By publicly bragging about leaving “dead” New York for Miami, entrepreneur James Altucher sparked a fight over the Big Apple that put Jerry Seinfeld on the defensive. Miami is also becoming a hub for Black startup entrepreneurs: tech investor and Founders Fund partner Keith Rabois recently said he would move to Miami, with the fund opening a small office there.

Further north, hedge funds have been migrating to Palm Beach County. Tennis superstar Serena Williams has lived in Palm Beach Gardens for years, and her husband, Reddit co-founder Alexis Ohanian Sr., recently bragged on Twitter that people were following him.

Further upstate, Fisher Investments opened an office in Tampa, a city that billionaire Jeff Vinik has been championing for years. He’s building a massive development there with Bill Gates’ Cascade Investments.

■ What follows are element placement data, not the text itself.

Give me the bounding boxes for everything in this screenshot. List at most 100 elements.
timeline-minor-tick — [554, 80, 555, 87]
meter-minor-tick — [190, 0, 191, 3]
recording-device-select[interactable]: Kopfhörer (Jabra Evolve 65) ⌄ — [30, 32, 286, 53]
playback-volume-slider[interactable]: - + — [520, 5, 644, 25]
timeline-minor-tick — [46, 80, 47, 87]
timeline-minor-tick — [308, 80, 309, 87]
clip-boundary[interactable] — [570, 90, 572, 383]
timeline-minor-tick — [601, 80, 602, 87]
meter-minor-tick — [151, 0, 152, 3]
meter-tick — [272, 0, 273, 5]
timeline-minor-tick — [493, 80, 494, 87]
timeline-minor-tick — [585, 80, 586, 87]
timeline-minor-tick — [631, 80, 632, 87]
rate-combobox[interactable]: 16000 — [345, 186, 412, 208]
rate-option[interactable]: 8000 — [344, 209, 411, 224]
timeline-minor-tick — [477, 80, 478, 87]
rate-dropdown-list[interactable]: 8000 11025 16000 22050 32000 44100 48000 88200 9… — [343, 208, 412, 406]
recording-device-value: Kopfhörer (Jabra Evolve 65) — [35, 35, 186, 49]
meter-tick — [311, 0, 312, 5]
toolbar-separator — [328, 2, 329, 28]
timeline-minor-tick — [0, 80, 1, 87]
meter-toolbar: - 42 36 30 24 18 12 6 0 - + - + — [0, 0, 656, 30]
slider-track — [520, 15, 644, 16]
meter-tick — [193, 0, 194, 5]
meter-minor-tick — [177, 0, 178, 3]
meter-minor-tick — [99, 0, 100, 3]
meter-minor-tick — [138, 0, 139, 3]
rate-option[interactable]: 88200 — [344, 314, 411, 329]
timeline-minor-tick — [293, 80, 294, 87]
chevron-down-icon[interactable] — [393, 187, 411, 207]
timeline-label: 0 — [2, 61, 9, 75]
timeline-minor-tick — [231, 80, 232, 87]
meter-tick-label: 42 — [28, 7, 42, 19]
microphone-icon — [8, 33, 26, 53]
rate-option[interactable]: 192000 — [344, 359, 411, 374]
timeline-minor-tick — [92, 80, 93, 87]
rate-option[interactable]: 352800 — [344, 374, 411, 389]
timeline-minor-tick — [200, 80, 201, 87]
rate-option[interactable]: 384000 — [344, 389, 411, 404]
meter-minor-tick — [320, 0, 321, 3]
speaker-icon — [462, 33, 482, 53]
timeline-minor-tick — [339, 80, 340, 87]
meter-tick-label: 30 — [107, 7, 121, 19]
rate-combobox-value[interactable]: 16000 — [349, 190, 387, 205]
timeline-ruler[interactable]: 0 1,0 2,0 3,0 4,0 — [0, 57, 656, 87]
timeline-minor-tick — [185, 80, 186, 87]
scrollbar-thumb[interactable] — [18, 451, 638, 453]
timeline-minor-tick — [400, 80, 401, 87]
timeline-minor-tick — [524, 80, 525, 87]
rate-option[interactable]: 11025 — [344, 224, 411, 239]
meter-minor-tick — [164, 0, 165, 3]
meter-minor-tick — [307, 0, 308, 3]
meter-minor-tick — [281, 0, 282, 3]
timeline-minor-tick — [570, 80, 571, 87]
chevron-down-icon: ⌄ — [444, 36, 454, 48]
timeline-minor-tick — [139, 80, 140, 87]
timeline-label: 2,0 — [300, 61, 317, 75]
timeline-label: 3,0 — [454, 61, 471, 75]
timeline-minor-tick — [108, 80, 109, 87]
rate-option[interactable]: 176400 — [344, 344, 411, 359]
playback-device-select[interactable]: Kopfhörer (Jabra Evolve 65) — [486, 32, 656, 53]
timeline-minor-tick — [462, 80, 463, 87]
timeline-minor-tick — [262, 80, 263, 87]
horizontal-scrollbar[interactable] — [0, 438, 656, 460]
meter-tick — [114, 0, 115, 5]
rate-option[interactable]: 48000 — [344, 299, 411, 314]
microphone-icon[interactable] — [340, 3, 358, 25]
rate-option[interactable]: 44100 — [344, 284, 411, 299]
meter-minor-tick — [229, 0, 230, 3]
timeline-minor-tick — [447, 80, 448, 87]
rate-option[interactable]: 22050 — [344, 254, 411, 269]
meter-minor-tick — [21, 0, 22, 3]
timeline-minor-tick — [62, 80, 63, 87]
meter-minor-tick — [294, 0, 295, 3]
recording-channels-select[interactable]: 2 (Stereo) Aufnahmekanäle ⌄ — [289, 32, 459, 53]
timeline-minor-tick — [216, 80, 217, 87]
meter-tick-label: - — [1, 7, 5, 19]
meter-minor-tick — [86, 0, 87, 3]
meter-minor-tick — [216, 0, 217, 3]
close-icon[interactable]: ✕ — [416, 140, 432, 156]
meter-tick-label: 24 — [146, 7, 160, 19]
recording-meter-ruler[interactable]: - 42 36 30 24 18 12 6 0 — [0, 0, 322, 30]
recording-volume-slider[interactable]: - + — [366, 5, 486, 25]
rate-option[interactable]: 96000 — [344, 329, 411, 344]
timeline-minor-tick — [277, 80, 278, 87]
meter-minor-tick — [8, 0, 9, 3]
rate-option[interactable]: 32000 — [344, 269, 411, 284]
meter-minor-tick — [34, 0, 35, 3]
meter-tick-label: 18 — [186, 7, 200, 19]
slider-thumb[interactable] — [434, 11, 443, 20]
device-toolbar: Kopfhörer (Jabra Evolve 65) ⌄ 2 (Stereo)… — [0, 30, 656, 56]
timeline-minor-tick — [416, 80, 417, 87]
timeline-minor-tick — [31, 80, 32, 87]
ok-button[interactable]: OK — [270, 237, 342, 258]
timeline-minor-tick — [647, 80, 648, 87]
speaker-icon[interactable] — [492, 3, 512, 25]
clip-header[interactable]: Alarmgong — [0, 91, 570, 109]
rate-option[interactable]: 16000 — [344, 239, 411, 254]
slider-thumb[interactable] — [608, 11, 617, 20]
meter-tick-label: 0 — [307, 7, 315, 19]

According to Bloomberg, 20 bankers with Moelis & Co. told boss Ken Moelis they wanted to move to Florida, and he is allowing it. Moelis & Co. is saving about $30M a year since the company pivoted to Zoom meetings over in-person ones during the coronavirus pandemic.

Business development groups like the Downtown Development Authority and Beacon Council in Miami and the Business Development Board of Palm Beach County have helped grease such moves by identifying and bundling incentives.

There’s one billionaire, however, willing to put the kibosh on the hype: real estate investor Jeff Greene.

“This whole idea that financial services, like hedge funds, are going to be this huge jobs creator is ridiculous,” Greene told the Palm Beach Post. “You’ve got hedge funds that come down with six people and they make a big deal that we need all these office towers for them, and we don’t.”

For instance, Miami Beach recently called for office developers to put new Class-A buildings on city-owned surface parking lots. This angered some residents who feel that the city caters to wealthy developers and newcomers while ignoring the needs of the middle class.

Greene has tempered real estate hype in the past. Speaking on a Bisnow panel in 2018, Greene cautioned that low interest rates and an abundance of capital were leading to overbuilding, while Florida workers were largely low-paid.

Greene told the Post last week that Goldman Sachs CEO David Solomon told him the company may move outside of New York, but no location is decided.

“I think some will come down here, they will try it out, move a few people and see if more people come, but I think the idea that every hedge fund is leaving New York City and moving to Palm Beach is just silly,” Greene said. “We will always be a service economy and there is nothing wrong with that.”